I prefer group RPs usually.


----------



## Ryan the Rockruff (Sep 14, 2016)

Okay then.


----------



## um_pineapplez (Sep 30, 2016)

So. any other ideas?


----------



## InpuOsirisson (Sep 30, 2016)

I have an idea. Or two.


----------



## um_pineapplez (Sep 30, 2016)

? fire away like bastion in that god damn tank form.


----------



## InpuOsirisson (Sep 30, 2016)

um_pineapplez said:


> ? fire away like bastion in that god damn tank form.




Simple ideas that explain themselves...

Pirates
or
Space exploration. 

Both wont actually have as much action as the average rp. It's core function is drama, really.


----------



## um_pineapplez (Sep 30, 2016)

InpuOsirisson said:


> Simple ideas that explain themselves...
> 
> Pirates
> or
> ...


I like pirates, but I dunno. something casual no real adventure immediately. I prefer easing into it.

Also drama.


----------



## InpuOsirisson (Sep 30, 2016)

um_pineapplez said:


> I like pirates, but I dunno. something casual no real adventure immediately. I prefer easing into it.
> 
> Also drama.




Well if it were me in charge of the rp and it's world. It would honestly lean far into realism, rather than what you see from Disney, or stereotypes. The truth about pirate's is that they weren't sailing around looking for treasure.. They pillaged and plundered ships, and made profit from selling stolen cargo to the black markets. Most pirates would stick to one market which was really on specific islands. Not really focused on adventure after all.


----------



## um_pineapplez (Sep 30, 2016)

InpuOsirisson said:


> Well if it were me in charge of the rp and it's world. It would honestly lean far into realism, rather than what you see from Disney, or stereotypes. The truth about pirate's is that they weren't sailing around looking for treasure.. They pillaged and plundered ships, and made profit from selling stolen cargo to the black markets. Most pirates would stick to one market which was really on specific islands. Not really focused on adventure after all.


I'm not exactly the kind of guy with a misguided moral compass like that. No joke intended.


----------



## InpuOsirisson (Sep 30, 2016)

um_pineapplez said:


> I'm not exactly the kind of guy with a misguided moral compass like that. No joke intended.



I'm out of idea's. Why don't you think of something. lol


----------



## um_pineapplez (Sep 30, 2016)

InpuOsirisson said:


> I'm out of idea's. Why don't you think of something. lol


I can't think of anything. I don't have enough imagination to do casual stuff. or is it that I have too much?


----------



## InpuOsirisson (Sep 30, 2016)

um_pineapplez said:


> I can't think of anything. I don't have enough imagination to do casual stuff. or is it that I have too much?

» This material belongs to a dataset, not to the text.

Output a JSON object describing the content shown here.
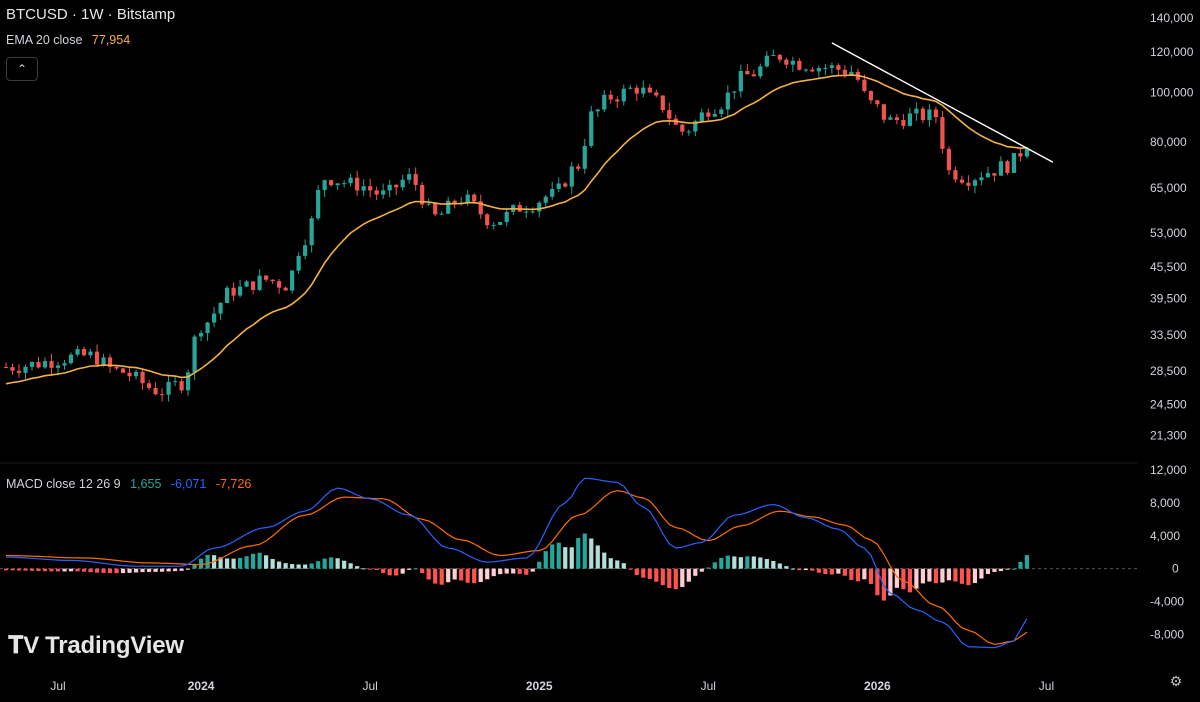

If you don't have enough.. Where is your head? If you have too much.. Use it. Lol. I am totally fine with casual rp's. Slice of life. The only kind of rp I'd actually use Inpu for, really.


----------



## um_pineapplez (Sep 30, 2016)

InpuOsirisson said:


> If you don't have enough.. Where is your head? If you have too much.. Use it. Lol. I am totally fine with casual rp's. Slice of life. The only kind of rp I'd actually use Inpu for, really.

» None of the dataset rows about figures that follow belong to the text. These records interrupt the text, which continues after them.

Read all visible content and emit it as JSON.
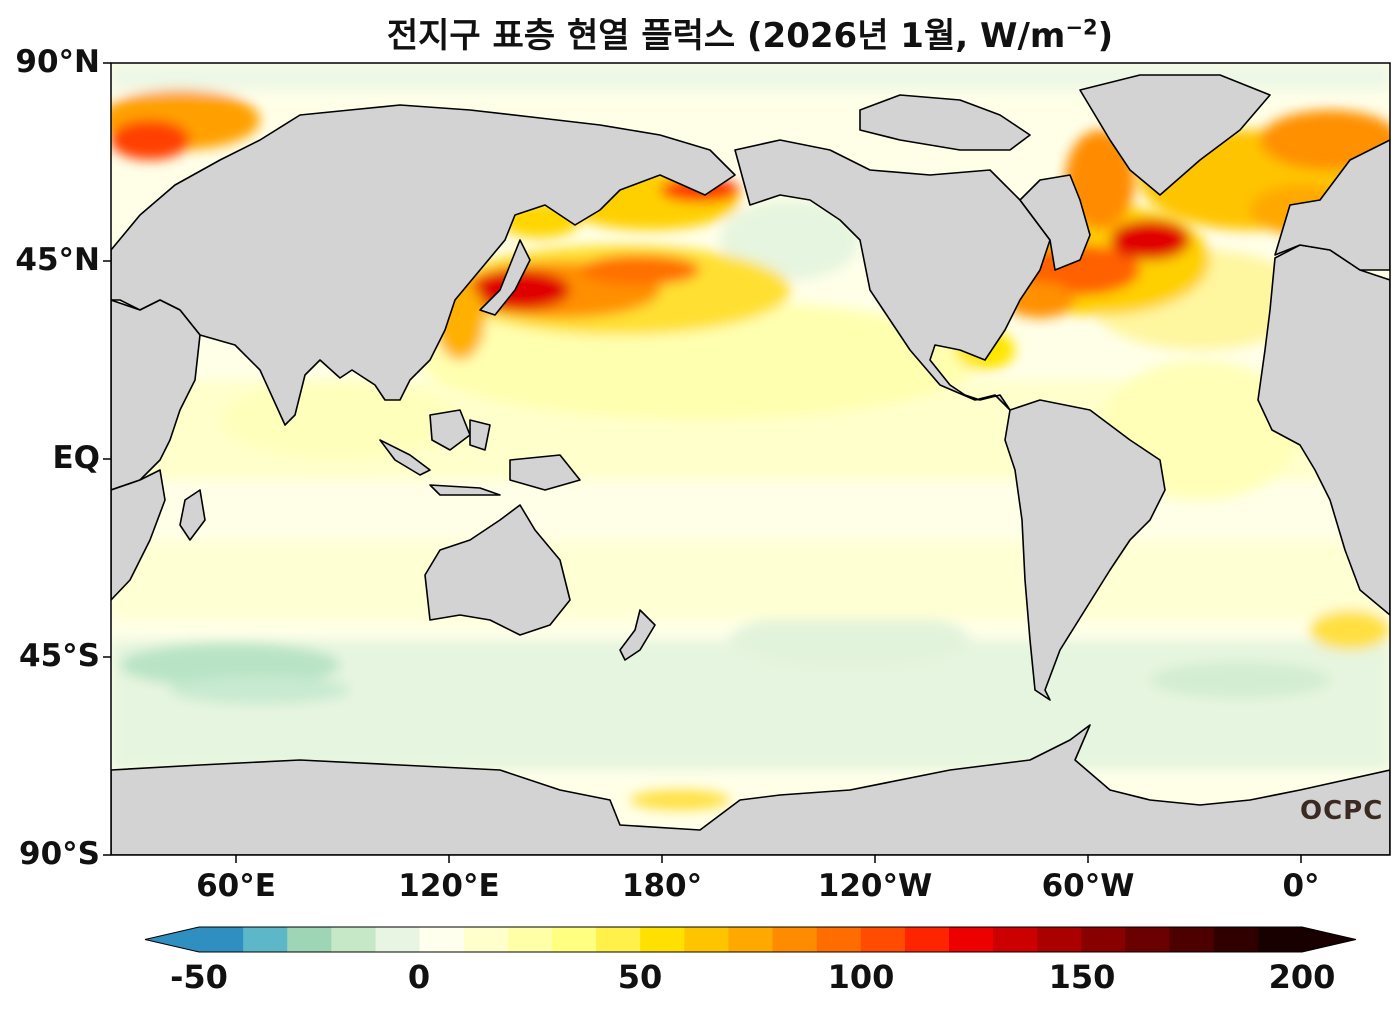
{
  "title": {
    "main": "전지구 표층 현열 플럭스 (2026년 1월, W/m",
    "sup": "−2",
    "close": ")"
  },
  "axes": {
    "y_labels": [
      "90°N",
      "45°N",
      "EQ",
      "45°S",
      "90°S"
    ],
    "x_labels": [
      "60°E",
      "120°E",
      "180°",
      "120°W",
      "60°W",
      "0°"
    ],
    "lon_range": [
      25,
      385
    ],
    "lat_range": [
      -90,
      90
    ]
  },
  "colorbar": {
    "tick_labels": [
      "-50",
      "0",
      "50",
      "100",
      "150",
      "200"
    ],
    "levels": [
      -50,
      200
    ],
    "step": 10,
    "extend": "both",
    "colors": [
      "#2f8fc0",
      "#5cb8c8",
      "#9dd5b5",
      "#c6e8c6",
      "#e8f5e2",
      "#ffffee",
      "#ffffcc",
      "#ffffa8",
      "#ffff80",
      "#fff04a",
      "#ffe000",
      "#ffc400",
      "#ffa800",
      "#ff8c00",
      "#ff6c00",
      "#ff4c00",
      "#ff2400",
      "#ec0000",
      "#cc0000",
      "#aa0000",
      "#880000",
      "#6a0000",
      "#4d0000",
      "#300000",
      "#180000"
    ]
  },
  "land_color": "#d3d3d3",
  "watermark": "OCPC"
}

I mean, I haven't even really figured out a personality for my fursona. I don't know what he'd like or dislike. It's hard to RP when you haven't decided on stuff like that.


----------



## InpuOsirisson (Sep 30, 2016)

um_pineapplez said:


> I mean, I haven't even really figured out a personality for my fursona. I don't know what he'd like or dislike. It's hard to RP when you haven't decided on stuff like that.



Well.. Hmm. Perhaps asking for idea's for role playing was a moment too soon.


----------



## um_pineapplez (Sep 30, 2016)

InpuOsirisson said:


> Well.. Hmm. Perhaps asking for idea's for role playing was a moment too soon.


well then, I might as well start there.


----------



## InpuOsirisson (Sep 30, 2016)

um_pineapplez said:


> well then, I might as well start there.



Well, by starting there, you mean just wing it? That can work! Discover your fursona by putting him through an early test drive. Let him interact with others, and see what he would do in certain situations.


----------



## um_pineapplez (Sep 30, 2016)

Well, I didn't mean that, but I gues that would work. still though. what situation? We've literally managed to climb a staircase, only to end up at the floor we departed from.


----------



## InpuOsirisson (Sep 30, 2016)

um_pineapplez said:


> Well, I didn't mean that, but I gues that would work. still though. what situation? We've literally managed to climb a staircase, only to end up at the floor we departed from.




Maybe.. start with a time period. What is your favorite theme.


----------



## Azrion/Zhalo (Sep 30, 2016)

Something to do with guns


----------



## Jin-Lust-4-Sin (Oct 1, 2016)

InpuOsirisson said:


> Slice of life. The only kind of rp I'd actually use Inpu for, really.


Heeeeey my favorite type, too


----------



## CJO1098 (Mar 26, 2017)

It depends.


----------